Force, exploit… Le Pygargue a été choisi comme symbole national américain le 20 juin 1782 par le Congrès de l’époque. Confondu souvent à tort avec l’Aigle royal, il est représenté sur la plupart des sceaux officiels. En 1784, le philosophe et savant Benjamin Franklin, un des Pères fondateurs des Etats-Unis, critiquait ce choix en raison du caractère opportuniste voire “voleur” de proies, et préférait le Dindon sauvage, moins imposant mais plus respectable et plus courageux. Sur les sceaux officiels, le Pygargue est représenté ailes déployées tenant dans ses serres d’un côté 13 rameaux d’olivier portant 13 feuilles, 13 olives et 13 flèches de l’autre côté (pour les 13 États américains). Paix d’un côté, et défense ou guerre de l’autre. Et pour auréoler ce rapace, une oriflamme portant la devise latine E Pluribus Unum signifiant “de plusieurs, un”, signature à la fois de la diversité culturelle américaine et de l’unité des 13 États.

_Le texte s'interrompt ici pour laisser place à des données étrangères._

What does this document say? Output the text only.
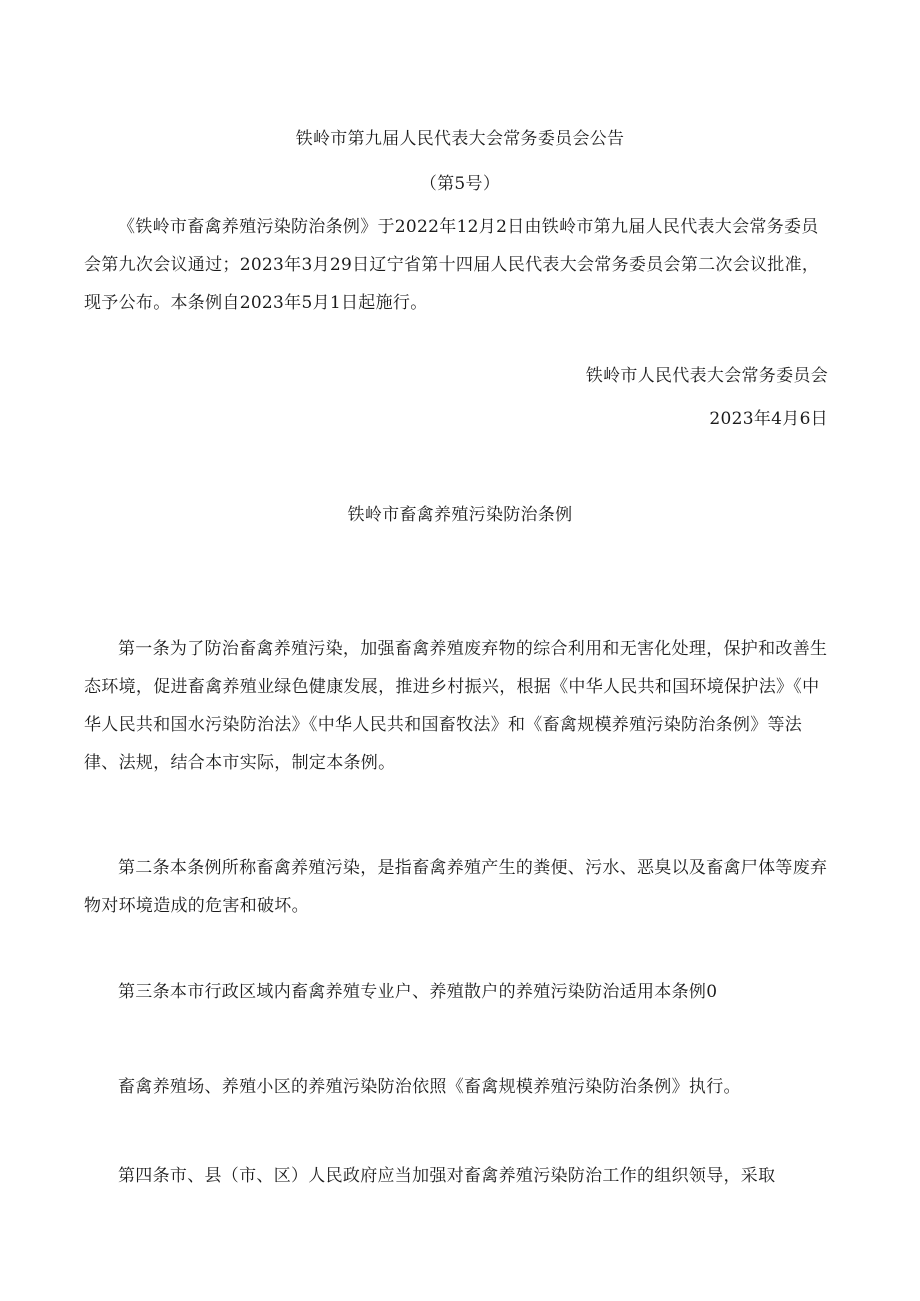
铁岭市第九届人民代表大会常务委员会公告
（第5号）
《铁岭市畜禽养殖污染防治条例》于2022年12月2日由铁岭市第九届人民代表大会常务委员会第九次会议通过；2023年3月29日辽宁省第十四届人民代表大会常务委员会第二次会议批准，现予公布。本条例自2023年5月1日起施行。
铁岭市人民代表大会常务委员会
2023年4月6日
铁岭市畜禽养殖污染防治条例
第一条为了防治畜禽养殖污染，加强畜禽养殖废弃物的综合利用和无害化处理，保护和改善生态环境，促进畜禽养殖业绿色健康发展，推进乡村振兴，根据《中华人民共和国环境保护法》《中华人民共和国水污染防治法》《中华人民共和国畜牧法》和《畜禽规模养殖污染防治条例》等法律、法规，结合本市实际，制定本条例。
第二条本条例所称畜禽养殖污染，是指畜禽养殖产生的粪便、污水、恶臭以及畜禽尸体等废弃物对环境造成的危害和破坏。
第三条本市行政区域内畜禽养殖专业户、养殖散户的养殖污染防治适用本条例0
畜禽养殖场、养殖小区的养殖污染防治依照《畜禽规模养殖污染防治条例》执行。
第四条市、县（市、区）人民政府应当加强对畜禽养殖污染防治工作的组织领导，采取
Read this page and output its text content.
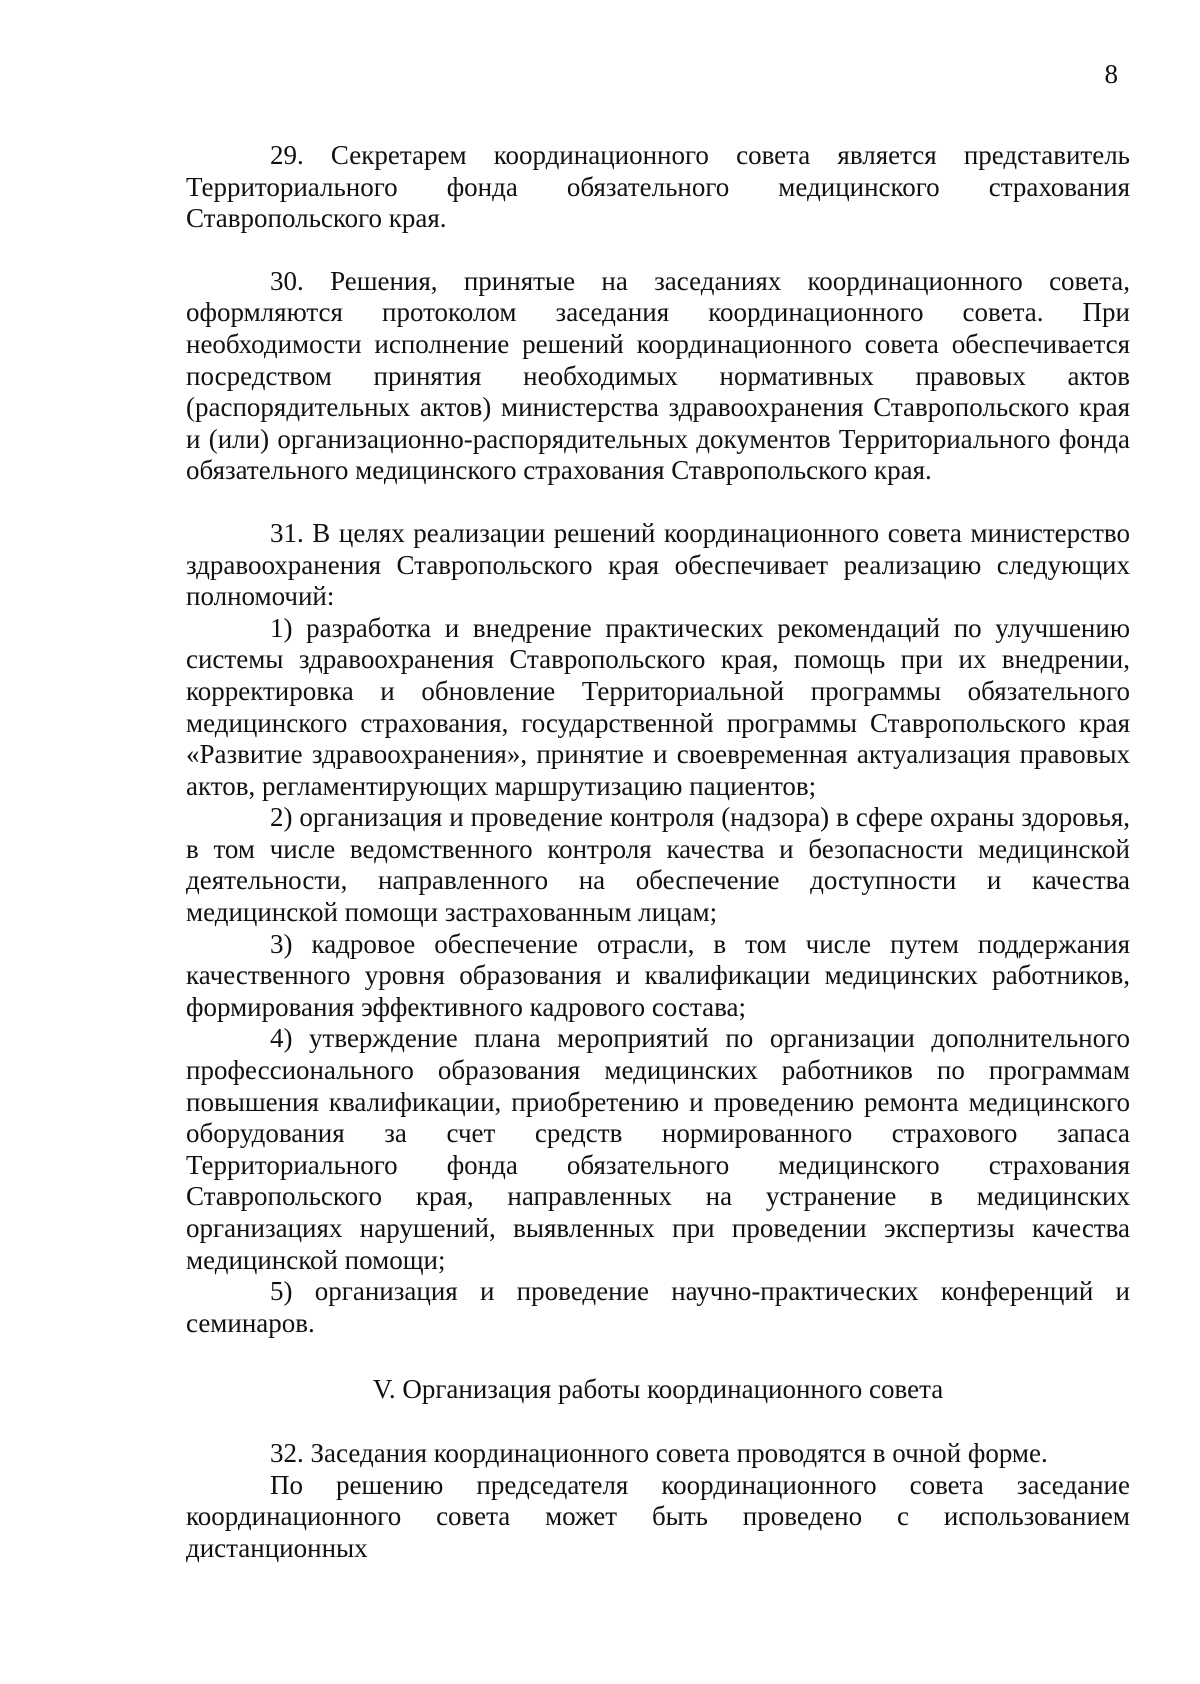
8

29. Секретарем координационного совета является представитель Территориального фонда обязательного медицинского страхования Ставропольского края.

30. Решения, принятые на заседаниях координационного совета, оформляются протоколом заседания координационного совета. При необходимости исполнение решений координационного совета обеспечивается посредством принятия необходимых нормативных правовых актов (распорядительных актов) министерства здравоохранения Ставропольского края и (или) организационно-распорядительных документов Территориального фонда обязательного медицинского страхования Ставропольского края.

31. В целях реализации решений координационного совета министерство здравоохранения Ставропольского края обеспечивает реализацию следующих полномочий:

1) разработка и внедрение практических рекомендаций по улучшению системы здравоохранения Ставропольского края, помощь при их внедрении, корректировка и обновление Территориальной программы обязательного медицинского страхования, государственной программы Ставропольского края «Развитие здравоохранения», принятие и своевременная актуализация правовых актов, регламентирующих маршрутизацию пациентов;

2) организация и проведение контроля (надзора) в сфере охраны здоровья, в том числе ведомственного контроля качества и безопасности медицинской деятельности, направленного на обеспечение доступности и качества медицинской помощи застрахованным лицам;

3) кадровое обеспечение отрасли, в том числе путем поддержания качественного уровня образования и квалификации медицинских работников, формирования эффективного кадрового состава;

4) утверждение плана мероприятий по организации дополнительного профессионального образования медицинских работников по программам повышения квалификации, приобретению и проведению ремонта медицинского оборудования за счет средств нормированного страхового запаса Территориального фонда обязательного медицинского страхования Ставропольского края, направленных на устранение в медицинских организациях нарушений, выявленных при проведении экспертизы качества медицинской помощи;

5) организация и проведение научно-практических конференций и семинаров.

V. Организация работы координационного совета

32. Заседания координационного совета проводятся в очной форме.

По решению председателя координационного совета заседание координационного совета может быть проведено с использованием дистанционных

Si certaines espèces ont presque totalement disparu comme en Asie, d’autres espèces de Pygargues persistent ailleurs comme sur le continent africain avec le Pygargue vocifer (Ichtyophaga vocifer). Il est l’emblème de la Zambie et appelé “voix de l’Afrique”.
En Europe, des programmes de suivi et de protection sont mis en place. La protection à long terme de l’habitat de cet oiseau, à l’écart des nuisances humaines, nous permet à l’avenir de pouvoir encore admirer ce planeur hors pair.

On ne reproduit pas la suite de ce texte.